BA Hons English Language and Literature (Distinction) (the Open University).
BA Hons Sociology (Lancaster University).
MA Psychiatry, Philosophy and Society (University of Sheffield).
MPhil. English Literature (University of Sheffield).
PhD. Women’s Studies (Lancaster University).
PG Cert. Academic Practice (the Open University).
Fellowship Higher Education Academy (Advance HE).
My Master’s research thesis (University of Sheffield, 2002) was on African American women’s writing, a topic that led, by way of research into Harriet Jacobs’s 1861 slave narrative Incidents in the Life of a Slave Girl and its contexts, to my PhD thesis on the writings of the American abolitionist author Lydia Maria Child (Lancaster University, 2006), including An Appeal in Favor of that Class of Americans Called Africans (1833), Anti-Slavery Catechism (1836), Philothea (1836), Authentic Anecdotes of American Slavery (1838), Letters from New York (1843 and 1845), The Freedman’s Book (1865), A Romance of the Republic (1867) and various short stories for children and adults published in periodicals between the 1820s and the 1860s.

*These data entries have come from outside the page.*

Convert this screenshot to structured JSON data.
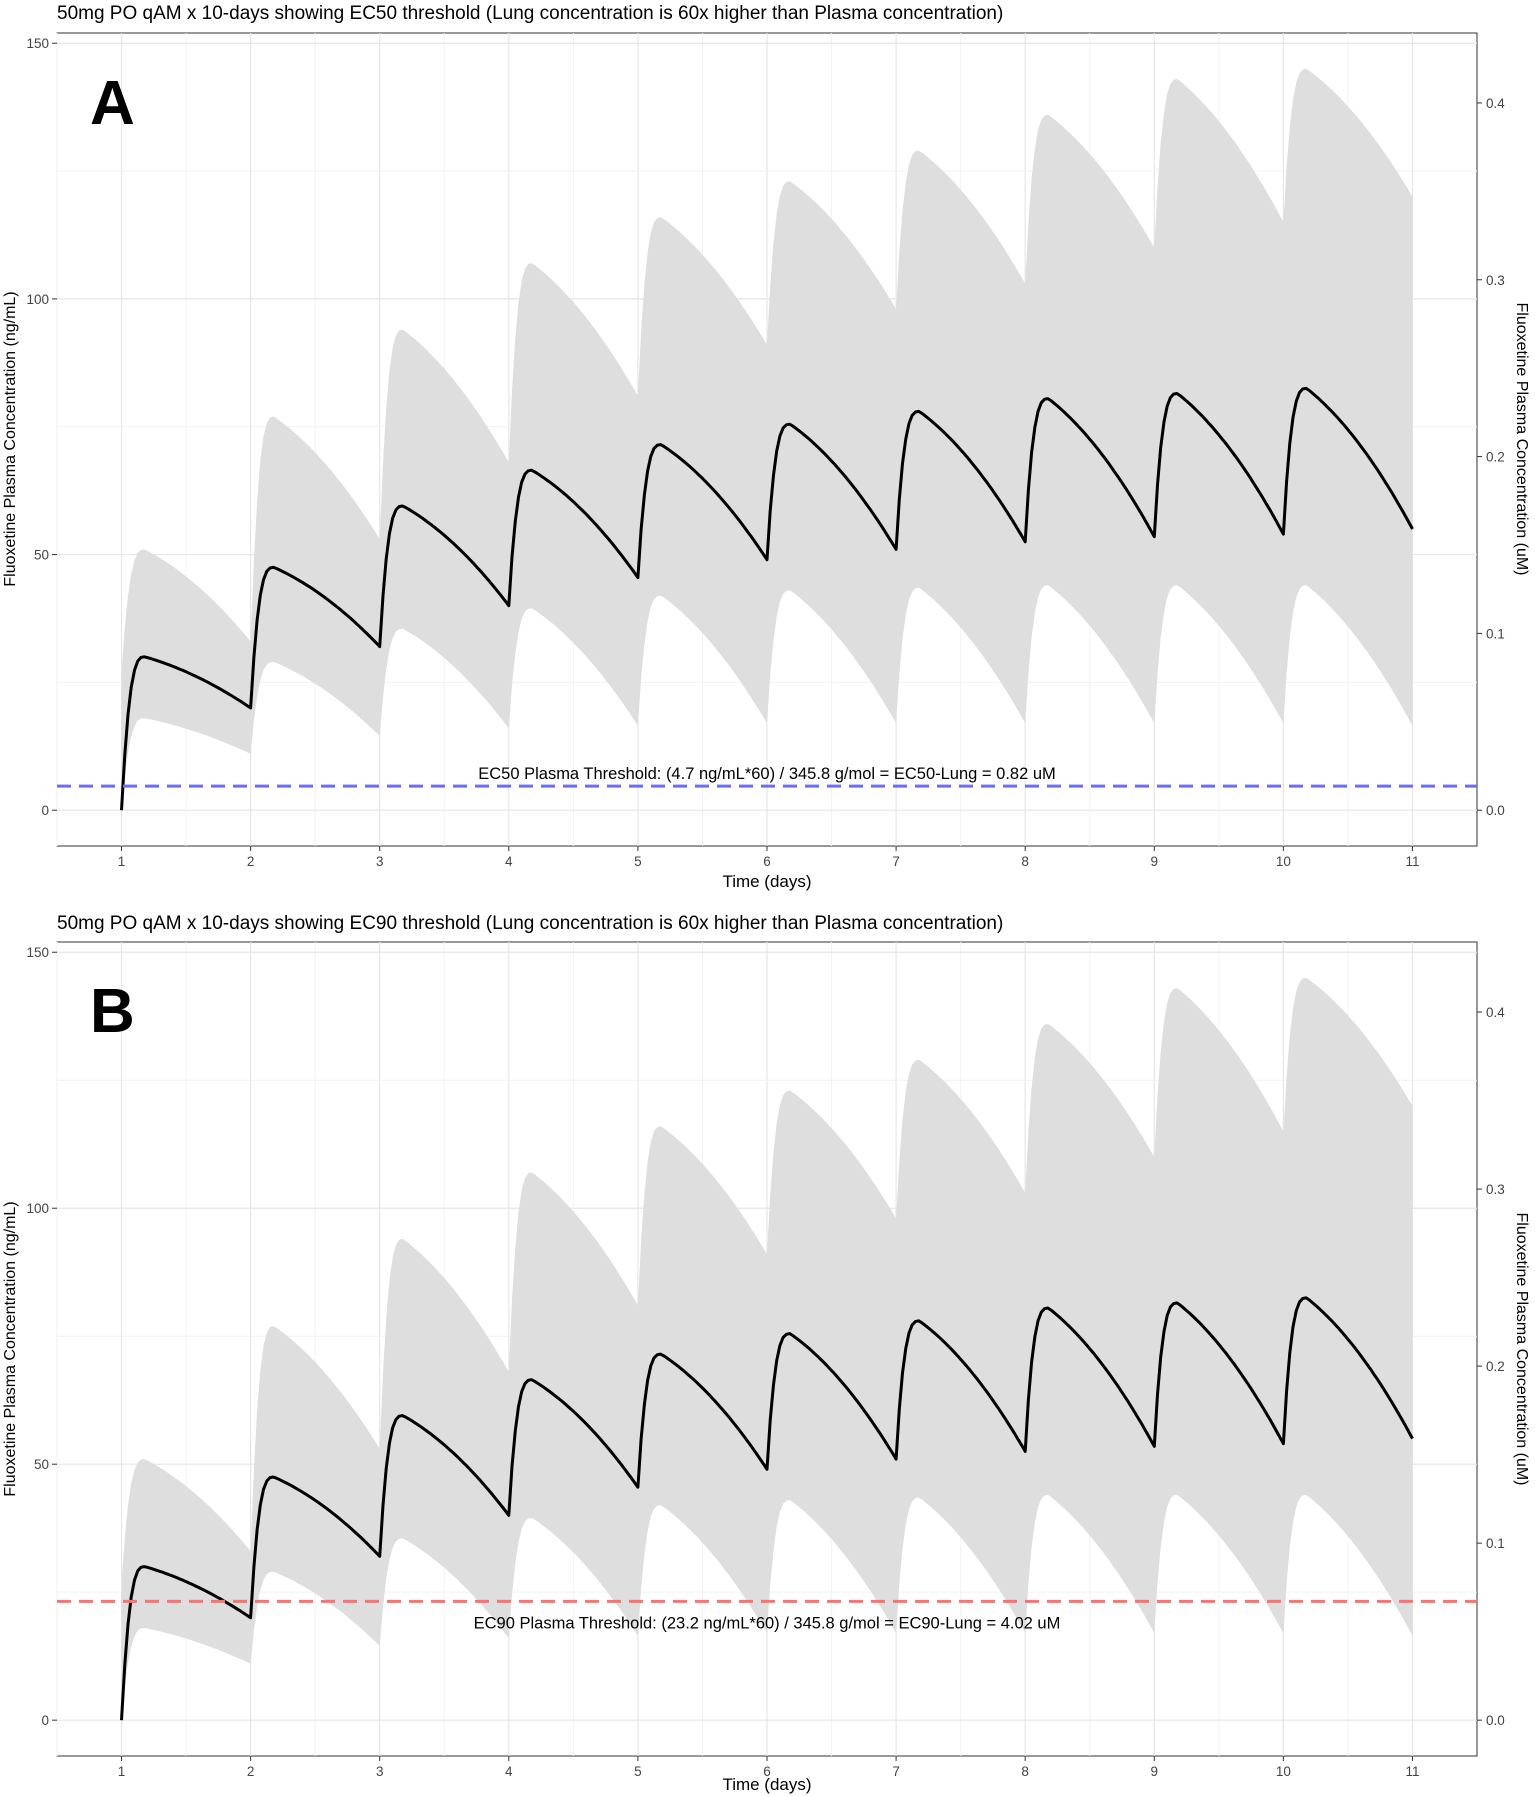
{
  "chart_data": [
    {
      "panel_label": "A",
      "type": "line",
      "title": "50mg PO qAM x 10-days showing EC50 threshold (Lung concentration is 60x higher than Plasma concentration)",
      "xlabel": "Time (days)",
      "ylabel": "Fluoxetine Plasma Concentration (ng/mL)",
      "ylabel_right": "Fluoxetine Plasma Concentration (uM)",
      "xlim": [
        0.5,
        11.5
      ],
      "ylim": [
        -7,
        152
      ],
      "xticks": [
        1,
        2,
        3,
        4,
        5,
        6,
        7,
        8,
        9,
        10,
        11
      ],
      "yticks": [
        0,
        50,
        100,
        150
      ],
      "yticks_right": [
        "0.0",
        "0.1",
        "0.2",
        "0.3",
        "0.4"
      ],
      "grid": true,
      "series": [
        {
          "kind": "median-line",
          "x": [
            1.0,
            1.02,
            1.05,
            1.08,
            1.12,
            1.18,
            1.25,
            1.35,
            1.5,
            1.7,
            2.0
          ],
          "x_repeat_period": 1,
          "doses": 10,
          "dose_peak": [
            30,
            47.5,
            59.5,
            66.5,
            71.5,
            75.5,
            78,
            80.5,
            81.5,
            82.5
          ],
          "dose_trough": [
            20,
            32,
            40,
            45.5,
            49,
            51,
            52.5,
            53.5,
            54,
            55
          ],
          "first_dose_start": 0,
          "color": "#000000"
        },
        {
          "kind": "ribbon-upper",
          "dose_peak": [
            51,
            77,
            94,
            107,
            116,
            123,
            129,
            136,
            143,
            145
          ],
          "dose_trough": [
            33,
            53,
            68,
            81,
            91,
            98,
            103,
            110,
            115,
            120
          ],
          "first_dose_start": 27,
          "color": "#dedede"
        },
        {
          "kind": "ribbon-lower",
          "dose_peak": [
            18,
            29,
            35.5,
            39.5,
            42,
            43,
            43.5,
            44,
            44,
            44
          ],
          "dose_trough": [
            11,
            14.5,
            16,
            16.5,
            17,
            17,
            17,
            17,
            17,
            16.5
          ],
          "first_dose_start": 0,
          "color": "#dedede"
        }
      ],
      "threshold": {
        "value": 4.7,
        "color": "#6b6bff",
        "label": "EC50 Plasma Threshold: (4.7 ng/mL*60) / 345.8 g/mol = EC50-Lung = 0.82 uM",
        "label_position": "above"
      }
    },
    {
      "panel_label": "B",
      "type": "line",
      "title": "50mg PO qAM x 10-days showing EC90 threshold (Lung concentration is 60x higher than Plasma concentration)",
      "xlabel": "Time (days)",
      "ylabel": "Fluoxetine Plasma Concentration (ng/mL)",
      "ylabel_right": "Fluoxetine Plasma Concentration (uM)",
      "xlim": [
        0.5,
        11.5
      ],
      "ylim": [
        -7,
        152
      ],
      "xticks": [
        1,
        2,
        3,
        4,
        5,
        6,
        7,
        8,
        9,
        10,
        11
      ],
      "yticks": [
        0,
        50,
        100,
        150
      ],
      "yticks_right": [
        "0.0",
        "0.1",
        "0.2",
        "0.3",
        "0.4"
      ],
      "grid": true,
      "series": [
        {
          "kind": "median-line",
          "doses": 10,
          "dose_peak": [
            30,
            47.5,
            59.5,
            66.5,
            71.5,
            75.5,
            78,
            80.5,
            81.5,
            82.5
          ],
          "dose_trough": [
            20,
            32,
            40,
            45.5,
            49,
            51,
            52.5,
            53.5,
            54,
            55
          ],
          "first_dose_start": 0,
          "color": "#000000"
        },
        {
          "kind": "ribbon-upper",
          "dose_peak": [
            51,
            77,
            94,
            107,
            116,
            123,
            129,
            136,
            143,
            145
          ],
          "dose_trough": [
            33,
            53,
            68,
            81,
            91,
            98,
            103,
            110,
            115,
            120
          ],
          "first_dose_start": 27,
          "color": "#dedede"
        },
        {
          "kind": "ribbon-lower",
          "dose_peak": [
            18,
            29,
            35.5,
            39.5,
            42,
            43,
            43.5,
            44,
            44,
            44
          ],
          "dose_trough": [
            11,
            14.5,
            16,
            16.5,
            17,
            17,
            17,
            17,
            17,
            16.5
          ],
          "first_dose_start": 0,
          "color": "#dedede"
        }
      ],
      "threshold": {
        "value": 23.2,
        "color": "#ff7070",
        "label": "EC90 Plasma Threshold: (23.2 ng/mL*60) / 345.8 g/mol = EC90-Lung = 4.02 uM",
        "label_position": "below"
      }
    }
  ]
}
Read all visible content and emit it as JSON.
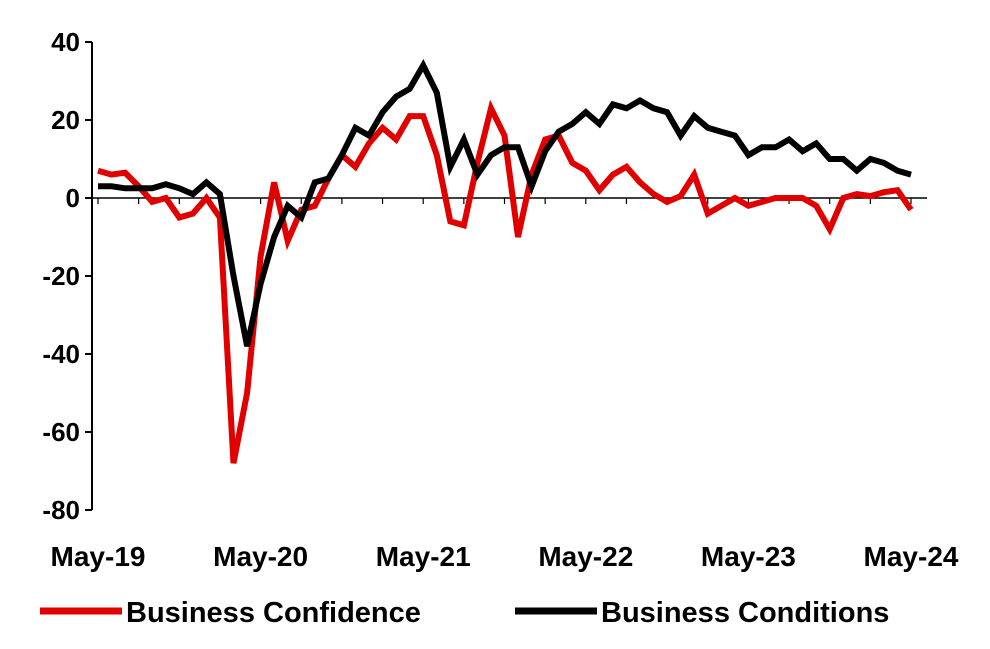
{
  "chart_data": {
    "type": "line",
    "title": "",
    "xlabel": "",
    "ylabel": "",
    "ylim": [
      -80,
      40
    ],
    "y_ticks": [
      40,
      20,
      0,
      -20,
      -40,
      -60,
      -80
    ],
    "x_tick_labels": [
      "May-19",
      "May-20",
      "May-21",
      "May-22",
      "May-23",
      "May-24"
    ],
    "x": [
      "May-19",
      "Jun-19",
      "Jul-19",
      "Aug-19",
      "Sep-19",
      "Oct-19",
      "Nov-19",
      "Dec-19",
      "Jan-20",
      "Feb-20",
      "Mar-20",
      "Apr-20",
      "May-20",
      "Jun-20",
      "Jul-20",
      "Aug-20",
      "Sep-20",
      "Oct-20",
      "Nov-20",
      "Dec-20",
      "Jan-21",
      "Feb-21",
      "Mar-21",
      "Apr-21",
      "May-21",
      "Jun-21",
      "Jul-21",
      "Aug-21",
      "Sep-21",
      "Oct-21",
      "Nov-21",
      "Dec-21",
      "Jan-22",
      "Feb-22",
      "Mar-22",
      "Apr-22",
      "May-22",
      "Jun-22",
      "Jul-22",
      "Aug-22",
      "Sep-22",
      "Oct-22",
      "Nov-22",
      "Dec-22",
      "Jan-23",
      "Feb-23",
      "Mar-23",
      "Apr-23",
      "May-23",
      "Jun-23",
      "Jul-23",
      "Aug-23",
      "Sep-23",
      "Oct-23",
      "Nov-23",
      "Dec-23",
      "Jan-24",
      "Feb-24",
      "Mar-24",
      "Apr-24",
      "May-24",
      "Jun-24"
    ],
    "series": [
      {
        "name": "Business Confidence",
        "color": "#e00000",
        "values": [
          7,
          6,
          6.5,
          3,
          -1,
          0,
          -5,
          -4,
          0,
          -5,
          -68,
          -50,
          -15,
          4,
          -11,
          -3,
          -2,
          5,
          11,
          8,
          14,
          18,
          15,
          21,
          21,
          11,
          -6,
          -7,
          9,
          23,
          16,
          -10,
          6,
          15,
          16,
          9,
          7,
          2,
          6,
          8,
          4,
          1,
          -1,
          0.5,
          6,
          -4,
          -2,
          0,
          -2,
          -1,
          0,
          0,
          0,
          -2,
          -8,
          0,
          1,
          0.5,
          1.5,
          2,
          -3,
          null
        ]
      },
      {
        "name": "Business Conditions",
        "color": "#000000",
        "values": [
          3,
          3,
          2.5,
          2.5,
          2.5,
          3.5,
          2.5,
          1,
          4,
          1,
          -20,
          -38,
          -22,
          -10,
          -2,
          -5,
          4,
          5,
          11,
          18,
          16,
          22,
          26,
          28,
          34,
          27,
          8,
          15,
          6,
          11,
          13,
          13,
          3,
          12,
          17,
          19,
          22,
          19,
          24,
          23,
          25,
          23,
          22,
          16,
          21,
          18,
          17,
          16,
          11,
          13,
          13,
          15,
          12,
          14,
          10,
          10,
          7,
          10,
          9,
          7,
          6,
          null
        ]
      }
    ],
    "grid": false,
    "legend_position": "bottom"
  }
}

I became a Fellow of the Higher Education Academy in 2010, after completing my Postgraduate Certificate in Academic Practice (English Literature subject specialism) with the Open University in 2009.
I am interested in representations of sea voyages and the sea in literature and connections between maritime activity and literary culture. How have sea voyages been represented in literature, and how has this changed over time? In what ways have sea voyages been used as a metaphor? What influence have developments in cartographic representations of the sea and oceans had on literary representations of voyages? How have film makers exploited the creative possibilities of their medium to represent sea voyages on the screen? What impact has maritime activity had on reading and writing practices since the sixteenth century? Works for exploration and analysis include renaissance drama such as Shakespeare's The Tempest, eighteenth-century satire such as Jonathan Swift's Gulliver's Travels, tales contained in Arabian Nights' Entertainments such as 'Sindbad the Sailor', the slave narrative The Interesting Narrative of the Life of Olaudah Equiano, or Gustavus Vassa, the African, Written by Himself, Samuel Taylor Coleridge's Romantic era poem Rime of the Ancient Mariner and its illustrations, Hans Christian Andersen's fairy tale 'The Little Mermaid', Herman Melville's nineteenth-century novel Moby Dick and its intertexts, Toni Morrison's representation of the Middle Passage in Beloved and early twenty-first century works such as Yann Martel's shipwreck novel Life of Pi and Disney's musical animation for children Moana. I am also interested in the representation of animals, real and imagined, as they appear in some of these works, for example the albatross in Rime of the Ancient Mariner, the whale in Moby Dick and the tiger in Life of Pi. In what ways has the relationship between human and animal in the seascape been represented in literature? What does the presence of sea monsters on renaissance maps of the sea and oceans mean for our understanding of the history of the book and of ideas? What impact is global warming having on literary representations of our relationship to the sea and oceans? Within this context my research considers issues of race, gender, class, language, migration and the future.
I am an Associate Lecturer and currently teach:
A111: Discovering the Arts and Humanities.
YXM130: Making Your Learning Count.
A233: Telling Stories: the novel and beyond.
My teaching interests centre on blended approaches to teaching and learning in the Arts and Humanities and in English Literature. I have conducted research into online learning from a student perspective as part of my Postgraduate Certificate in Academic Practice, and have continuing interests in how best to harness the benefits for students and for tutors of digital resources.
I am currently collaborating with researchers at IBAR (Institute for Black Atlantic Research) at the University of Central Lancashire in Preston on a project to investigage the relationship of the Manchester Literary and Philosophical Society to slavery and abolition between 1780 and 1865.